Vous verrez que la réponse n'est pas la même selon qu'il s'agit d'un comic moderne tiré à des centaines de milliers d'exemplaires ou d'une clé vintage dont chaque exemplaire compte. C'est tout l'enjeu de bien lire un grade avant de sortir la carte bancaire.
La frontière entre demi-points et dixièmes : pourquoi 9.0 et 9.2 ne sont pas de simples voisins
Pour comprendre pourquoi la paire 9.0/9.2 mérite un article à elle seule, il faut regarder la construction de l'échelle CGC. De 0,5 à 9.0, la notation avance par demi-point : 8.0, 8.5, 9.0. C'est une progression assez large, qui reflète le fait que dans les grades intermédiaires, l'écart de valeur entre deux crans voisins reste raisonnable et ne justifie pas une granularité plus fine. Mais à partir de 9.0, tout change : l'échelle passe à des incréments de deux dixièmes — 9.0, 9.2, 9.4, 9.6, 9.8 — avant de se resserrer encore avec le 9.9 et le 10.0.

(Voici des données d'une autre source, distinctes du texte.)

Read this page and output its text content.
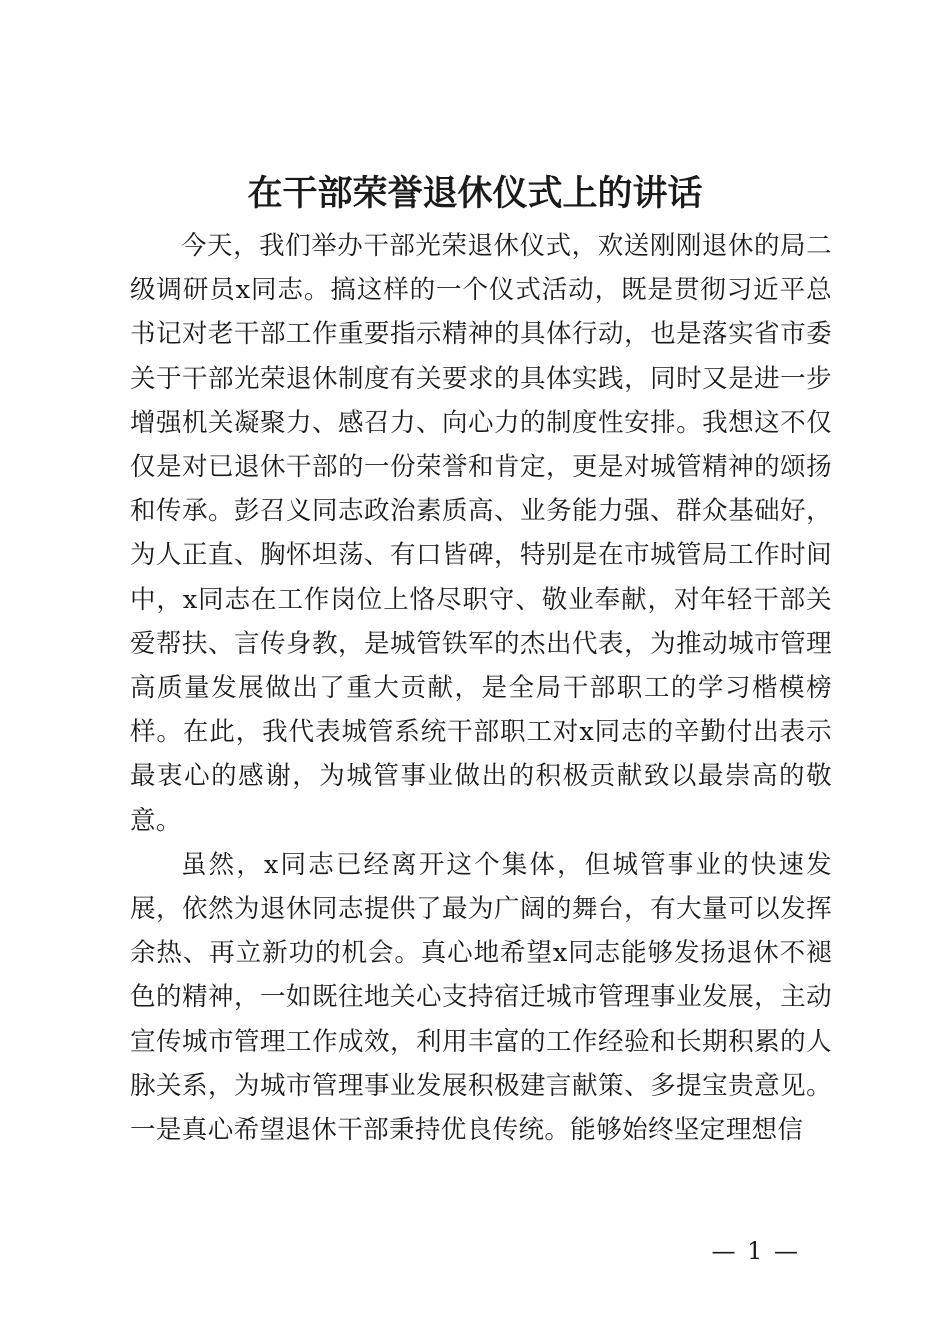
在干部荣誉退休仪式上的讲话

今天，我们举办干部光荣退休仪式，欢送刚刚退休的局二级调研员x同志。搞这样的一个仪式活动，既是贯彻习近平总书记对老干部工作重要指示精神的具体行动，也是落实省市委关于干部光荣退休制度有关要求的具体实践，同时又是进一步增强机关凝聚力、感召力、向心力的制度性安排。我想这不仅仅是对已退休干部的一份荣誉和肯定，更是对城管精神的颂扬和传承。彭召义同志政治素质高、业务能力强、群众基础好，为人正直、胸怀坦荡、有口皆碑，特别是在市城管局工作时间中，x同志在工作岗位上恪尽职守、敬业奉献，对年轻干部关爱帮扶、言传身教，是城管铁军的杰出代表，为推动城市管理高质量发展做出了重大贡献，是全局干部职工的学习楷模榜样。在此，我代表城管系统干部职工对x同志的辛勤付出表示最衷心的感谢，为城管事业做出的积极贡献致以最崇高的敬意。

虽然，x同志已经离开这个集体，但城管事业的快速发展，依然为退休同志提供了最为广阔的舞台，有大量可以发挥余热、再立新功的机会。真心地希望x同志能够发扬退休不褪色的精神，一如既往地关心支持宿迁城市管理事业发展，主动宣传城市管理工作成效，利用丰富的工作经验和长期积累的人脉关系，为城市管理事业发展积极建言献策、多提宝贵意见。一是真心希望退休干部秉持优良传统。能够始终坚定理想信

— 1 —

Cette bascule n'est pas arbitraire. Elle traduit une réalité de marché : au-delà de 9.0, la valeur des comics recherchés peut grimper de façon spectaculaire pour des différences de préservation de plus en plus ténues. Un système qui continuerait à noter par demi-point au-delà de 9.0 mélangerait dans une même case des exemplaires dont la valeur peut pourtant diverger nettement. En resserrant la granularité, CGC donne aux acheteurs et vendeurs un langage plus précis pour distinguer un « très beau livre honnête » d'un « livre presque parfait » — et tout l'entre-deux.
Le 9.0 se retrouve ainsi dans une position particulière : c'est le dernier échelon de l'ancien système à grosses mailles, celui qui clôt la fourchette Very Fine/Near Mint. Le 9.2, lui, ouvre la fourchette resserrée et porte une appellation différente — Near Mint- (NM-) — qui l'inscrit pleinement dans la famille « Near Mint » plutôt que dans une zone hybride. Ce changement de nom n'est pas cosmétique : pour beaucoup de collectionneurs, posséder un exemplaire à appellation « Near Mint », même affaibli d'un signe moins, a un poids psychologique différent d'un exemplaire encore étiqueté « Very Fine ». C'est une nuance de vocabulaire qui, sur le marché, se traduit parfois en nuance de prix.
Les définitions officielles : VF/NM 9.0 face à NM- 9.2
Revenons aux textes. CGC définit le 9.0 comme « un exemplaire très bien préservé, avec une bonne accroche visuelle » qui « présentera un certain nombre de petits défauts de manipulation et/ou de fabrication ». La formule « un certain nombre » est importante : elle autorise une accumulation de petites imperfections — pas un défaut isolé et grave, mais plusieurs petites choses qui, mises bout à bout, empêchent le livre de prétendre à mieux.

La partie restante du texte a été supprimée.